Review: 'Coursing with blue blood' - The Crown returns
Alpha dog Smith reigns supreme as Queen's number 2
A story of life, love and loss and the struggle of a monarchy dealing with an evolving 20th Century Britain.
That was the pitch thrown at me as I lounged on the sofa too tired to enter into the nightly search for something to watch. It wasn't exactly the teaser that got me on the edge of the seat but I acquiesced. But since the coronation of The Crown on Netflix last year I have been enthralled.
That backdrop of recent history coupled with those tales of life and loss intertwined with major world events make it unmissable viewing. Strong writing, solid character development and a stellar cast lined-up to play actual royalty, it's a show that courses blue-blood.
Friday sees the dawn of season two - the last with leads Claire Foy and Matt Smith on their thrones - before a new cast move into the palace. And does it disappoint? In short no.
But then with Netflix's now trademark dedication to quality and that one season of such depth, that was never in doubt. If anything it's a massive improvement on what was a gold standard show already.
While season one had John Lithgow as Churchill stamping his authority all over the show (the story on parliament's gift of a painting to the veteran politician among the many highlights) we have the sickly Anthony Eden in the early episodes.
While Eden is much more assertive with the Queen than his predecessor, there is a yawning gap for a dominate male and up steps Matt Smith as the Duke of Edinburgh - not that he was in any way a lesser character in season one.
The first three episodes pick up where the last season left off with the Duke preparing for his solo tour of the outer reaches of the Commonwealth and the opening of the Olympics.
And he enjoys himself, and too much.
His Philip is the ultimate Alpha male, and marauding around the world in the Royal yacht commanding a group of men as his dutiful wife waits in London, he is in his element. And Smith clearly enjoys it.
The Duke revels in the attention and pushes the boundaries, but when others go too far the weight and the weight of the Crown bears down on him and he reverts to an almost child-like version of himself, unable to look people in the eye and blame others for a downfall all of his own making.
Like his journey around the world, Smith's performance is a tour-de-force. His mannerism, witticisms, the way he struts around the place, you would nearly think it was the younger sprightly - and innovative - Duke himself.
I may have to declare an interest such is my man crush.
But he is a part of a glistening well-oiled machine.

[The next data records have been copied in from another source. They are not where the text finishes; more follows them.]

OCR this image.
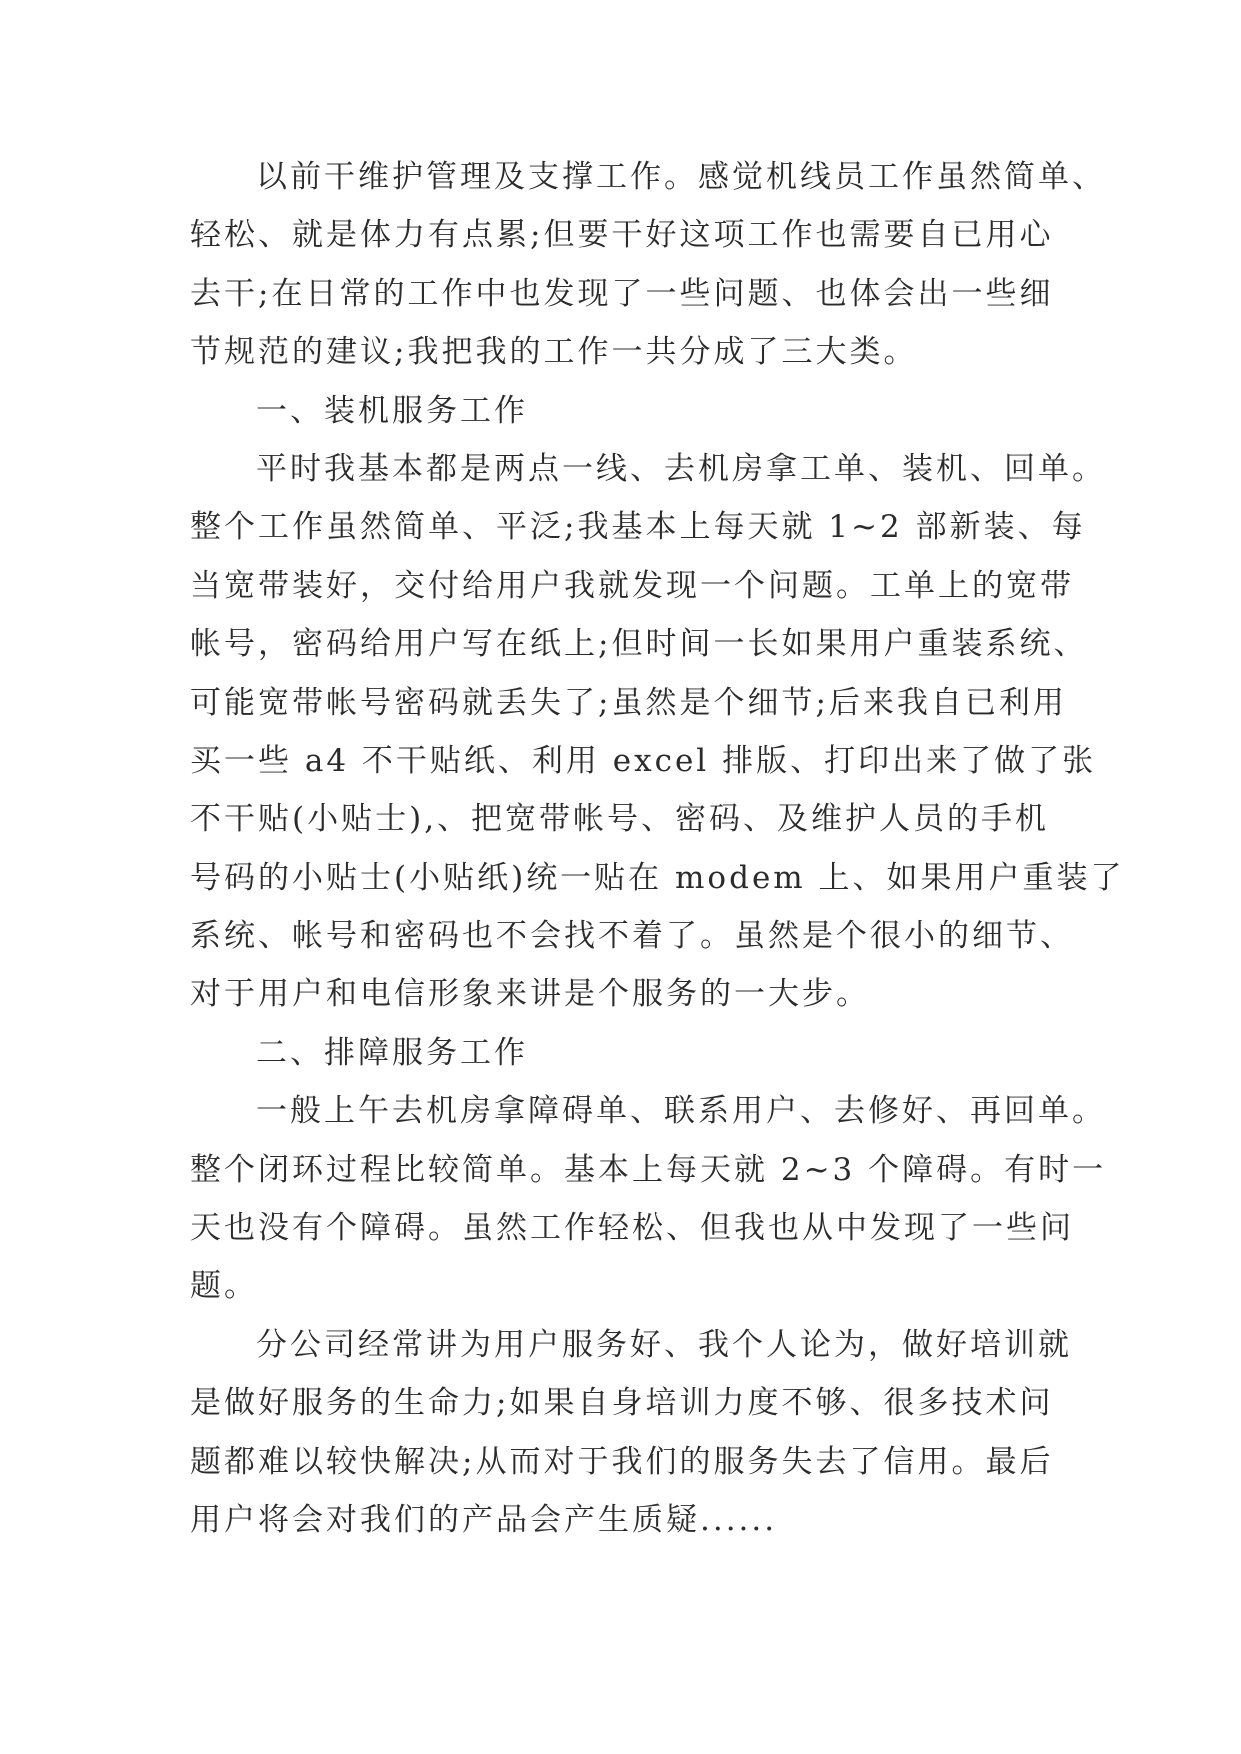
以前干维护管理及支撑工作。感觉机线员工作虽然简单、
轻松、就是体力有点累;但要干好这项工作也需要自已用心
去干;在日常的工作中也发现了一些问题、也体会出一些细
节规范的建议;我把我的工作一共分成了三大类。
一、装机服务工作
平时我基本都是两点一线、去机房拿工单、装机、回单。
整个工作虽然简单、平泛;我基本上每天就 1~2 部新装、每
当宽带装好，交付给用户我就发现一个问题。工单上的宽带
帐号，密码给用户写在纸上;但时间一长如果用户重装系统、
可能宽带帐号密码就丢失了;虽然是个细节;后来我自已利用
买一些 a4 不干贴纸、利用 excel 排版、打印出来了做了张
不干贴(小贴士),、把宽带帐号、密码、及维护人员的手机
号码的小贴士(小贴纸)统一贴在 modem 上、如果用户重装了
系统、帐号和密码也不会找不着了。虽然是个很小的细节、
对于用户和电信形象来讲是个服务的一大步。
二、排障服务工作
一般上午去机房拿障碍单、联系用户、去修好、再回单。
整个闭环过程比较简单。基本上每天就 2~3 个障碍。有时一
天也没有个障碍。虽然工作轻松、但我也从中发现了一些问
题。
分公司经常讲为用户服务好、我个人论为，做好培训就
是做好服务的生命力;如果自身培训力度不够、很多技术问
题都难以较快解决;从而对于我们的服务失去了信用。最后
用户将会对我们的产品会产生质疑......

Claire Foy, Vanessa Kirby, Matthew Good all star in their own right. Foy as the lead shows the strains of a monarchy desperately in search of relevance and trying to adapt in an ever-increasingly changing world. The impervious Tommy Lascelles makes a much welcome return. Although I'd never heard of him before, one can't get past the impression Pip Torrens' take on one of the 'men with mustaches' is anything other than bang on.
But it's the world events, the reality of our not too distant past, that for me makes it the epic must-watch blockbuster of a show it is.
The seasons opens with the Suez Canal Crisis and the ruptions it brought right to the heart of government and all the way to the Crown itself. We have the personal tale of Princess Margaret's love life and how the Duke became a Prince.
It's a time when it's ballerinas that catch a prince's eye and not American actresses.
The Windsors are a family with plenty of dark corners in their history that the The Crown doesn't shy away from and in fact it takes them on with devastating effect. The story of the abdicated King's determination to bring about a return to public life is told with such skill it leaves you disgusted and yet it's told with such skill, it is a pleasure to watch.
While I got the entire second season of The Crown, I can't binge and got half-way through so can't vouch for the entire series. Like a good red, I like to savour and enjoy and this is a series to wrap yourself up for these cold dark nights and drink in.
The monarchy, as Philip puts it, has "no room for mistakes, no room for scandal and no room for humanity". The same could be said for The Crown - except it has bags of humanity.
The Crown season two is available from Netflix from Friday, December 8.